06.08.2018

Eine nur nach ausländischem Recht zulässige Vereinbarung über die Verteilung des Nachlasses führt zu einer Zuwendung durch den Erben

Eine - nach britischem Recht zulässige - nach dem Tod des Erblassers abweichend vom Testament getroffene Vereinbarung über die Verteilung des Nachlasses ("Deed of Variation") stellt eine freigiebige Zuwendung durch den Erben dar. Die nach britischem Recht auf den Todestag der Erblasserin zurück zu beziehende "Deed of Variation" ist nach deutschem Recht nicht zulässig; sie ist vielmehr mit einer Abtretung nach § 2033 BGB vergleichbar.

FG Münster 12.4.2018, 3 K 2050/16 Erb
Der Sachverhalt:

Der Kläger ist Enkel der Erblasserin, einer britischen Staatsangehörigen, die in Spanien lebte.
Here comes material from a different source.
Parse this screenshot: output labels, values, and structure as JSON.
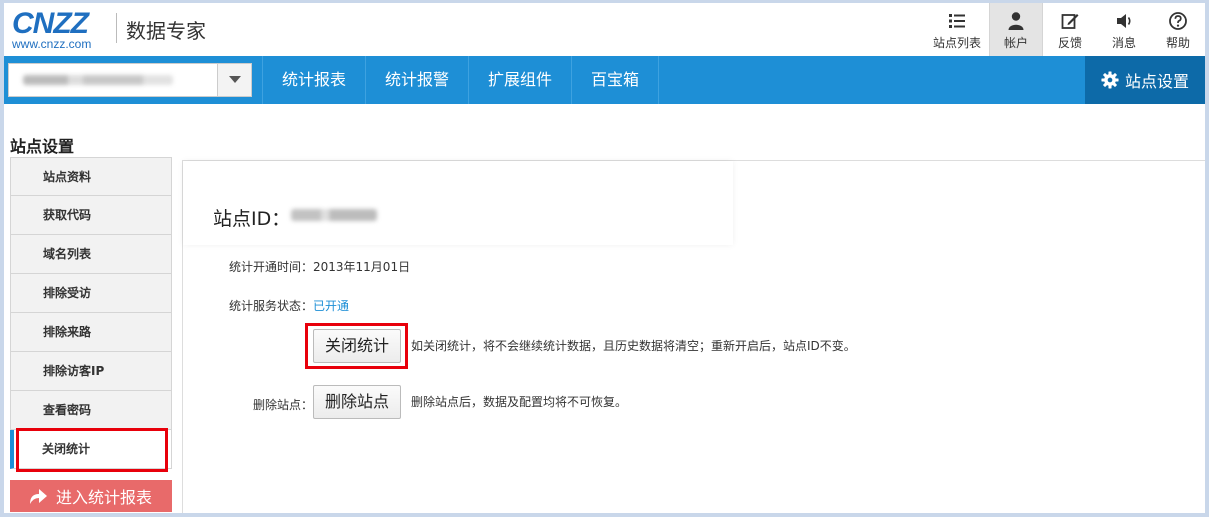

Sie hatte als Alleinerben ihren Sohn, den Vater des Klägers, eingesetzt. Nach dem Tod der Großmutter machte der Vater von der nach britischem Recht bestehenden Möglichkeit Gebrauch, eine von der Erbfolge abweichende schriftliche Vereinbarung über die Verteilung des Nachlasses gemeinsam mit dem "personal representative" (vergleichbar mit Testamentsvollstrecker oder Nachlassverwalter) abzuschließen. Danach erhielten der Kläger und sein Bruder Anteile an den im Nachlass befindlichen Grundstücken. Der gesamte Nachlass wurde in Großbritannien versteuert.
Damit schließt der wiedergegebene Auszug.